This is something that I do research in for my company. While that’s correct
for the DICOM standard, for other color standards, you need to follow the EOTF
(electro optical transfer function) specified for that standard. (Using Lab
will always be the wrong choice, in fact you’ll notice that it’s not even
called an EOTF.) If you are in a different viewing environment than the
standard (ambient light, peak white of the monitor, etc…), then you need to
adjust the system gamma. Tim Borer of the BBC published research in that area
and it forms the basis of the HLG HDR specification. This is very helpful with
respect to adjusting the system gamma to the peak white. They also did some
work on the ambient light levels, but I think there are issues with that
because it doesn’t match previous research. Specifically, previous
investigations into the optimal system gamma required based on the surround
illumination. For example slide film typically has a system gamma of 1.5
because it is shown in the dark, while prints have a system gamma of 1.0.
Typical video content is usually in the 1.2-1.4 system gamma and assumes a
surround illumination of 5-10% of peak white. I assume that the change in
system gamma is something that is part of the color profiles and used in the
color management routines.
For small changes in the system gamma you can get away with changing the 1D
LUT’s, but this will cause some hue shifts. To do it correctly requires a 3D
LUT or specialized hardware.
Finally, note that the EOTF is not the same as the inverse of the OETF. You
need to find the standard for the EOTF. Almost always (except for DICOM and
HDR), the EOTF is a simple gamma function.
On Jan 22, 2020, at 1:04 PM, <graxx@xxxxxxxxxxxx> <graxx@xxxxxxxxxxxx> wrote:
I stumbled on an article on DICOM, here :
http://umich.edu/~ners580/ners-bioe_481/lectures/pdfs/2008-06-JCI_Fetterly-grayscaleLCD.pdf
<http://umich.edu/~ners580/ners-bioe_481/lectures/pdfs/2008-06-JCI_Fetterly-grayscaleLCD.pdf>
It’s quite impressive, technically. Especially the part regarding “allocating
the available JNDs” to the 8-bit 256 “drive levels”. The way I understand it,
the idea is to make each of the 256 levels result in a “constant” JND.

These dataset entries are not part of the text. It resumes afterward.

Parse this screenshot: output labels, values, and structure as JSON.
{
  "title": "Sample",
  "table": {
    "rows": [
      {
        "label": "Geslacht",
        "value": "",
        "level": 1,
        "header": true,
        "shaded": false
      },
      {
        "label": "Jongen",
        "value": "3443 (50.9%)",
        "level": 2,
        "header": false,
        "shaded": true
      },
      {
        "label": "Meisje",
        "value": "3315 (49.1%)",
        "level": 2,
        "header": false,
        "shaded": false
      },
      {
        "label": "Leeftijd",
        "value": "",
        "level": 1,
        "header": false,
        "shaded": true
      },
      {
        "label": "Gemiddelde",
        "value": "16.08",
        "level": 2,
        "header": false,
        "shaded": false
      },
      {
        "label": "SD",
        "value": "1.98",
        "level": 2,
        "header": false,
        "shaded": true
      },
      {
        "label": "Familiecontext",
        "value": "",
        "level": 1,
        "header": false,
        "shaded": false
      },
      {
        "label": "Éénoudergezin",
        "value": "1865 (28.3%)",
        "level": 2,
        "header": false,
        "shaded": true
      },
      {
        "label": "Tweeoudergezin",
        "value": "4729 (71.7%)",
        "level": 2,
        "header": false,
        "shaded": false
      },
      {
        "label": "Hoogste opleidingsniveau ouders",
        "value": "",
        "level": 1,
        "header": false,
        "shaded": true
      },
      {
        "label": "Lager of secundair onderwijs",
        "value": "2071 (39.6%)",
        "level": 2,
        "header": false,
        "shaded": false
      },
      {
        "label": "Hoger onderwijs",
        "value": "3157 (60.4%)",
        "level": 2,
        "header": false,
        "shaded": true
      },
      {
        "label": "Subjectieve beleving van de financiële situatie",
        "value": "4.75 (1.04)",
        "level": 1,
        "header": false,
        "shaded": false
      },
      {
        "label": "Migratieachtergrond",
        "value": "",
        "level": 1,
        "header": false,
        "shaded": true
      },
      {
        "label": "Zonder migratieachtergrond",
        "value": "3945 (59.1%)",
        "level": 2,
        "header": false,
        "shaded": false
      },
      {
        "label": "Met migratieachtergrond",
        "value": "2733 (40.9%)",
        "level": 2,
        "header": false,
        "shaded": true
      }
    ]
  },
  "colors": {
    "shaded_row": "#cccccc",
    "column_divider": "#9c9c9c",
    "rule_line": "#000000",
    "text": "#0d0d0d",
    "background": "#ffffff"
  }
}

I’m not about to embark into DICOM-calibrating my monitor but I though it
“confirmed” some of my own intuition on the subject. So, instead of using a
JND, why not use a unit of L* value? So, if my monitor is set for, say, 100
cd/m2 at maximum, and, assume perfect 0 at RGB = 0,0,0 (to simplify
discussions), then the “task” of calibration becomes one of dividing the
available Lightness range (100 units) over the 8-bit available “calibration
slots”, such that 100 divided by 256 is equal to 0.39 L* level? (I’m not
trying to make things more complex than they need to be – believe me) 0.39 is
an odd value (I still have to wrap my head around the implication) but what
if the monitor Max Luminance would be set to 256 cd/m2? Then, the task of
calibration, using that approach, would simply be one of making sure that I
there is exactly *one* Delta L increment between each point of the 8-bit
video LUT/ramp in the video card?
I hate to think out loud like that…
/ Roger